“Security leads to decadence” was the subject of a “sparkling” discussion at the Putney Literary and Debating Society on February 5, 1960.
According to the National Archives, the society, which met in a number of places - including Zeeta House, Upper Richmond Road - and included MPs, judges and doctors as members, existed from 1922 to 1983, but was suspended during the Second World War.
Opening “the proposition” was Brian Manning, CBE, who said “of course security is good”.
Income earners provided for dependents and it was incumbent on them to provide enough for themselves in old age so as not to become dependent on the state, he said.
A man’s aim should be to put more into the national pot than take out, the Wandsworth Borough News on February 12 reported him as saying, but that security was not desirable if it removed incentives and risk taking - which could lead to great achievement.
He said the spirit of adventure was more important to some people than their own wellbeing, and while British people were not of the “safety first” attitude there “might come a time when material affluence so stifled the spirit of adventure that decadence would be the result”.

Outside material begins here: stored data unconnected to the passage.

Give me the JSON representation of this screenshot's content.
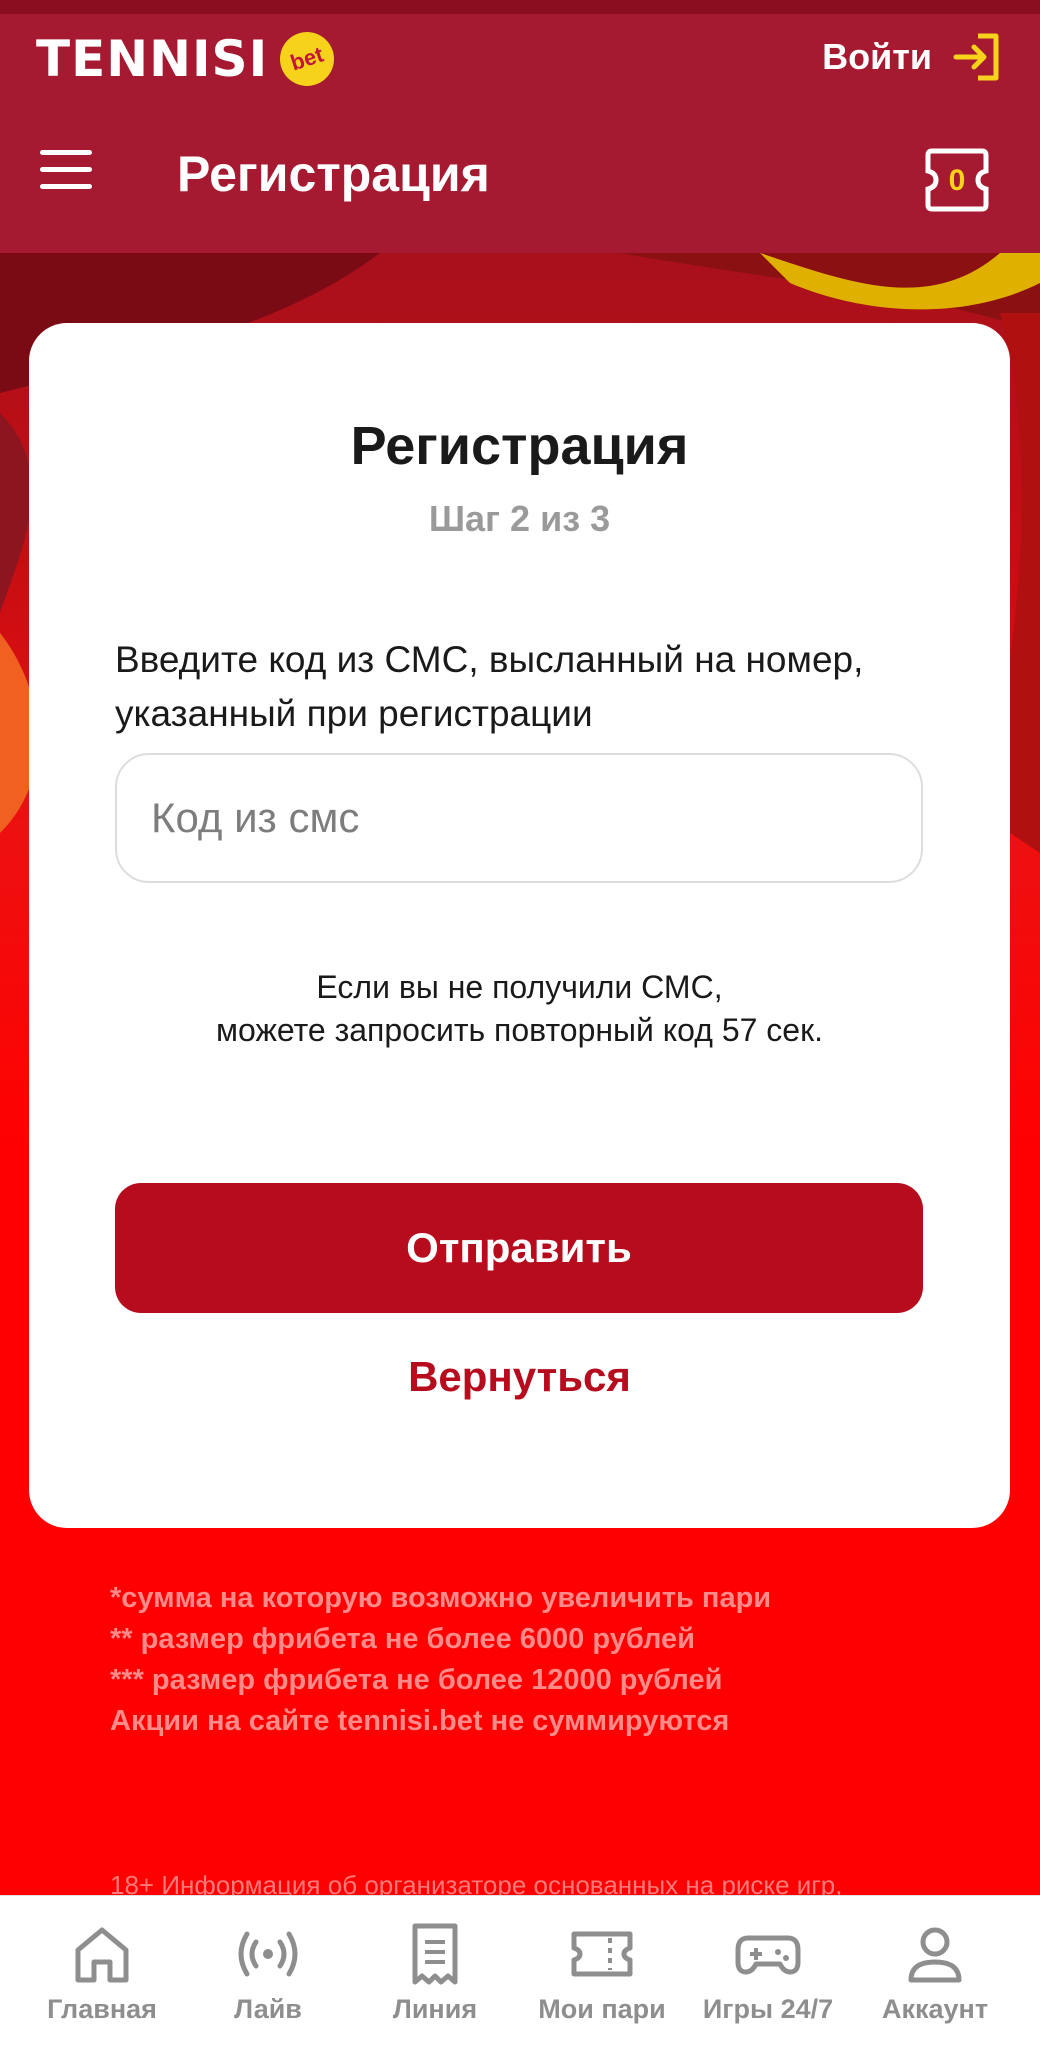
{
  "header": {
    "logo_text": "TENNISI",
    "logo_badge": "bet",
    "login_label": "Войти",
    "title": "Регистрация",
    "coupon_count": "0"
  },
  "card": {
    "title": "Регистрация",
    "step": "Шаг 2 из 3",
    "instruction": "Введите код из СМС, высланный на номер, указанный при регистрации",
    "code_placeholder": "Код из смс",
    "code_value": "",
    "resend_line1": "Если вы не получили СМС,",
    "resend_line2": "можете запросить повторный код 57 сек.",
    "submit_label": "Отправить",
    "back_label": "Вернуться"
  },
  "footnotes": [
    "*сумма на которую возможно увеличить пари",
    "** размер фрибета не более 6000 рублей",
    "*** размер фрибета не более 12000 рублей",
    "Акции на сайте tennisi.bet не суммируются"
  ],
  "legal_text": "18+ Информация об организаторе основанных на риске игр,",
  "nav": [
    {
      "label": "Главная",
      "icon": "home-icon"
    },
    {
      "label": "Лайв",
      "icon": "live-broadcast-icon"
    },
    {
      "label": "Линия",
      "icon": "receipt-icon"
    },
    {
      "label": "Мои пари",
      "icon": "ticket-icon"
    },
    {
      "label": "Игры 24/7",
      "icon": "gamepad-icon"
    },
    {
      "label": "Аккаунт",
      "icon": "user-icon"
    }
  ],
  "colors": {
    "header_bg": "#a51a30",
    "accent_red": "#b70b1e",
    "page_red": "#ff0000",
    "logo_yellow": "#f6d31a"
  }
}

Opposing, Miss Heather Bell said civilisation was not possible without a measure of security.
“If man could not foresee his future and did not know if he would reap the harvest he had sown he could not plan a civilisation,” she said, adding Elizabethan England was the first time England felt secure from the “depredations of the robber barons” - which showed economic security was essential to an ordinary life.
She said the modern “Beat” generation in America - who rejected mainstream values and experimented with drugs sex - was decadent as it “appealed to the emotions at the expense of common sense”.
The discussion was opened to the floor and the motion was found to be lost by 15 votes to 21.
After a discussion like that one wonders what society members spoke about in the pub afterwards.